Kannst du dich an dein allererstes Konzert erinnern, das du auf diese Art und Weise verewigt hast?
Das war 2004, als wir bei Rock im Park waren und beim Hosen Konzert in der ersten Reihe standen. Das waren die ersten Fotos, die mir auch Jahre später noch gefallen haben. Meine erste Spiegelreflexkamera legte ich mir ein Jahr später zu.
Gutes Gedächtnis! Dann kannst du uns sicher auch einen kurzen Einblick geben, wo man dich in den letzten Jahren antreffen konnte…

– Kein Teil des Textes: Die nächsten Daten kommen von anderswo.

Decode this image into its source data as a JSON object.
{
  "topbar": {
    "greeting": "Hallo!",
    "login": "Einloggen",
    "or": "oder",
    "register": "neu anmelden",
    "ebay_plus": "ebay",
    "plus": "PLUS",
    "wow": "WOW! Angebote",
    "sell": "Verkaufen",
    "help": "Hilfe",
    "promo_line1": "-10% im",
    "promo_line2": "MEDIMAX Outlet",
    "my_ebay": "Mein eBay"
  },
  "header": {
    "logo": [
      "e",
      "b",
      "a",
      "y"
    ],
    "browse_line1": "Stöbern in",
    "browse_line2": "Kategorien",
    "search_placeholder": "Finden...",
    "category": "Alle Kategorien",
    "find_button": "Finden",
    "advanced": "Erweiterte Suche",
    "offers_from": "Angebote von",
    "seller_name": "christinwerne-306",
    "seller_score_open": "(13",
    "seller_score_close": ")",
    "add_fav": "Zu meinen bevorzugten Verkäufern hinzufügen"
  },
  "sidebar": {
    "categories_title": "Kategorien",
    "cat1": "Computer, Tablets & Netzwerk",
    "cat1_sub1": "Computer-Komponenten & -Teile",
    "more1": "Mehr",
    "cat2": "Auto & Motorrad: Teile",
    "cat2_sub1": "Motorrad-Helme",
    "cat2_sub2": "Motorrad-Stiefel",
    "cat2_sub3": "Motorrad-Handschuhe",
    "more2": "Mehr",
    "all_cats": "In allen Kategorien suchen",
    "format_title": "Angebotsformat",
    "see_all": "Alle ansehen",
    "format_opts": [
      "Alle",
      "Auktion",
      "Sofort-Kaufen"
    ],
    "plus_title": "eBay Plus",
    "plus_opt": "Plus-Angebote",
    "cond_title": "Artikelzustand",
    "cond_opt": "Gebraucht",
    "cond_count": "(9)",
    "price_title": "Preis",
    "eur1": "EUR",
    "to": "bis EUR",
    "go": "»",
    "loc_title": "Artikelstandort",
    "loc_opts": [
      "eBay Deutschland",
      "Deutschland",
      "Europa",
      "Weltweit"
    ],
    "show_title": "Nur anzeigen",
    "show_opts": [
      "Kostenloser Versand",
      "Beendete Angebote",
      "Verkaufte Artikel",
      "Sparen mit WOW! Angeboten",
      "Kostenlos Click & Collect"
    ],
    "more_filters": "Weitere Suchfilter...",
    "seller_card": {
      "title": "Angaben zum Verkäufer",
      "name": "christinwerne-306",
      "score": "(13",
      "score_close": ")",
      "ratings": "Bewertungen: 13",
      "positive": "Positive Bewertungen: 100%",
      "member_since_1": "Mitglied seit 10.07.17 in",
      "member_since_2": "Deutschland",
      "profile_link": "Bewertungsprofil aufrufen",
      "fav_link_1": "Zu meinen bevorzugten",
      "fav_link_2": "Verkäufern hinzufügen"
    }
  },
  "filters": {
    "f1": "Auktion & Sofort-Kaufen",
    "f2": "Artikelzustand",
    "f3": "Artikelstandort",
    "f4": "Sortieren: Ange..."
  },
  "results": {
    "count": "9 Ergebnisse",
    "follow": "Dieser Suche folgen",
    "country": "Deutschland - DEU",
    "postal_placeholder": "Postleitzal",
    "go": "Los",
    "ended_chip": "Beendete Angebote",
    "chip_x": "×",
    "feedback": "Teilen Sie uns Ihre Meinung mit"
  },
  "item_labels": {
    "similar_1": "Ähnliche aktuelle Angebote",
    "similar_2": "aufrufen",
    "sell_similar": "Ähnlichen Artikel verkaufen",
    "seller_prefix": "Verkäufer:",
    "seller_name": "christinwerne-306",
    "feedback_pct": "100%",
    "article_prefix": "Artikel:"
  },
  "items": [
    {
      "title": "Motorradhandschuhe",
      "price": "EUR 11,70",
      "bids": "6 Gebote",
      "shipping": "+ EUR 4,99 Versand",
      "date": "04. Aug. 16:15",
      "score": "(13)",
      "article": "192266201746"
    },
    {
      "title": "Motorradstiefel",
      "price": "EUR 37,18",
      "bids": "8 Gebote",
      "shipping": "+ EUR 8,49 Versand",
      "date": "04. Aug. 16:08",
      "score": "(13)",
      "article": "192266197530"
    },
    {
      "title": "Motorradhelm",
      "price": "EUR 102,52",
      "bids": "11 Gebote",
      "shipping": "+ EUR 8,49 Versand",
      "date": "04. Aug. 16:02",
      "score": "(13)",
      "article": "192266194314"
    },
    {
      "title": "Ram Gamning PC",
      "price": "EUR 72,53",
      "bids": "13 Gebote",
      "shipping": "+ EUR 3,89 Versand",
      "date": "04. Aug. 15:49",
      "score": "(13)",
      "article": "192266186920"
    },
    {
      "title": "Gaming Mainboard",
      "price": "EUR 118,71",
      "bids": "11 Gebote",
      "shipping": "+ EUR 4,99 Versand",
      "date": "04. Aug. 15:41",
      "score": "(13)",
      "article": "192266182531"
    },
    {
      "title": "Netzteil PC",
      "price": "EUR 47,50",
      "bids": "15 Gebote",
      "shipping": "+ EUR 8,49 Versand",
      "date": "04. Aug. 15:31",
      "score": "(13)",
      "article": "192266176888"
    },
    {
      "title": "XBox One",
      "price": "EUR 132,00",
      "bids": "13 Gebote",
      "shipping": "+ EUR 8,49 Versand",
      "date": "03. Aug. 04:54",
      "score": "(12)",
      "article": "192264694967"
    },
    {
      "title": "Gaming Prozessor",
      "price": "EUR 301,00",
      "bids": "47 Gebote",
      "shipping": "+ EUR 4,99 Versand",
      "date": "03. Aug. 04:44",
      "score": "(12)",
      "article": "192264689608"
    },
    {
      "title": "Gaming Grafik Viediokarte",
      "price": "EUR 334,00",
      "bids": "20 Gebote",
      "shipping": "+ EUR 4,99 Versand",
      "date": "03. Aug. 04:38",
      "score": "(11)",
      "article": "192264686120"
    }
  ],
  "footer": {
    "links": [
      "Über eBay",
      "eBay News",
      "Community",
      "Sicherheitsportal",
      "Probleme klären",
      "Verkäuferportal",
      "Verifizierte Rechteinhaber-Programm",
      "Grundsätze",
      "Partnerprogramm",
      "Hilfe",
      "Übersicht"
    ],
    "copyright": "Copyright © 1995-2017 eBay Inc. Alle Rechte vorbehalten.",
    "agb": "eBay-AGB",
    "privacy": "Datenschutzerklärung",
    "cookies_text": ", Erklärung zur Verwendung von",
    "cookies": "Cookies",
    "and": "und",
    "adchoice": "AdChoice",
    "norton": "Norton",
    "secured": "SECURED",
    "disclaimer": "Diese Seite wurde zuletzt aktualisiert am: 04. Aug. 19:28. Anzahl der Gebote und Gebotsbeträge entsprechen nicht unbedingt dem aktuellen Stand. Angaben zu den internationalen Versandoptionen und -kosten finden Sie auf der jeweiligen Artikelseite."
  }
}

Vorwiegend sind wir bei Punkshows vom Jugendzentrum bis zum großen Punkfestival in ganz Deutschland unterwegs. Das trifft es ganz gut.
Es gibt ein Festival, was uns besonders am Herzen liegt. 2009 fand auf der Burgruine Vacha das “Rock am Berg Festival” statt. Wann immer wir Zeit hatten, versuchten wir in den Folgejahren wiederzukommen, was bis auf wenige Male funktionierte. Irgendwann hat es angefangen, dass wir eine Woche Urlaub dort machten und auch als Helfer aktiv wurden. Das Rock am Berg im Waldstadion Merkers ist unser Lieblingsfestival mit “Wohnzimmer-Charakter”. Ich gebe zu, dass kurz Tränen geflossen sind, als klar wurde, dass 2020 coronabedingt abgesagt werden musste. Dafür habe ich mit viel Herzblut ein Video mit den besten Momenten aus den letzten 10 Jahren erstellt.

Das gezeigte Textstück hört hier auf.